En las diferentes versiones bíblicas las palabras de Pablo resuenan con un desprendimiento notable.

«Pero de ninguna cosa hago caso, ni estimo preciosa mi vida para mí mismo, con tal que acabe mi carrera con gozo».

El apostol decide servir a Dios con una entrega total que le provoca desinterés por su propia seguridad. La misión que lleva adelante es su razón de ser, su única y absoluta prioridad. Para Pablo, la misión es más preciosa que su propia vida.

 

La palabra «carrera» ilustra una competición, una carrera que debe ser completada, no es una tarea casual, sí un compromiso inquebrantable. Su deseo no es simplemente sobrevivir a las pruebas, sino completar su misión con gozo, y experimentar la alegría del servicio fiel a su Señor.

 

En las palabras de Pablo, detectamos la sombra de la prisión y la persecución. Él declara: «sabiendo que me esperan prisiones y tribulaciones«. No es ajeno a la realidad y los grandes desafíos que le esperan. Sabiéndolo de antemano, enfrentó la cárcel, azotes y condenas en su compromiso con el evangelio de su Señor.

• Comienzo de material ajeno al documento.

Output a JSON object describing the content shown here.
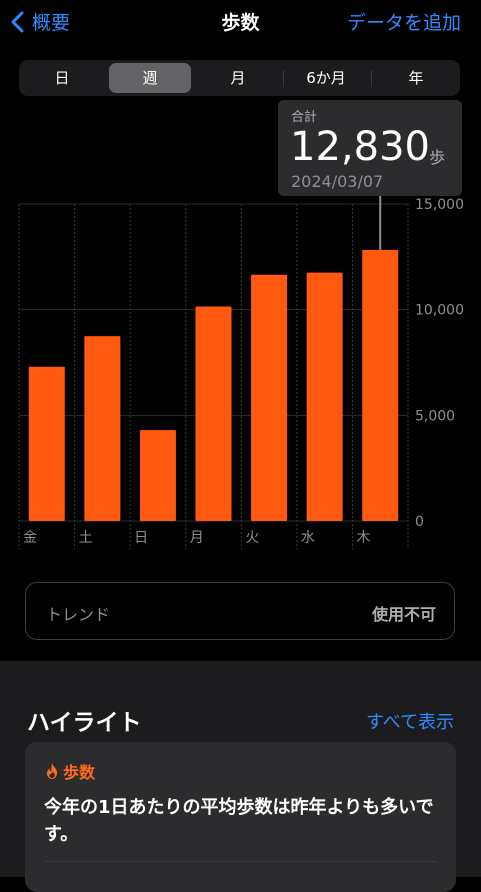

Por eso me impacta su decisión de ir a Jerusalén que muestra el desapego asombroso a su propia comodidad y seguridad.

Saber que su futuro inmediato era tan difícil no fue motivo para que se eche atrás.

Me da la impresión que eso era lo que provocaba su desapego a su propia vida.

Y en alguien que había vivido en lugares de privilegio y disfrutado de ser importante en su sociedad, me impacta todavía más, pues pareciera que tenía más que perder.

Su resolución y su enfoque no es en evitar el sufrimiento, sino abrazar su misión.

 

“Mi vida no tiene valor si no cumplo con lo que Dios me pidió”

 

Estas palabras surgen de una fe inquebrantable que mira más allá de las cadenas. Son la razón del cumplimiento de un propósito divino y mucho más grande que él mismo.

 

La historia de Pablo resuena a lo largo de los siglos como un ejemplo absoluto de sacrificio y devoción que una persona puede alcanzar por amor y obediencia a Dios. Nos desafía a examinar nuestras propias vidas, a considerar la fuerza de nuestra dedicación a la misión que Cristo nos encomendó.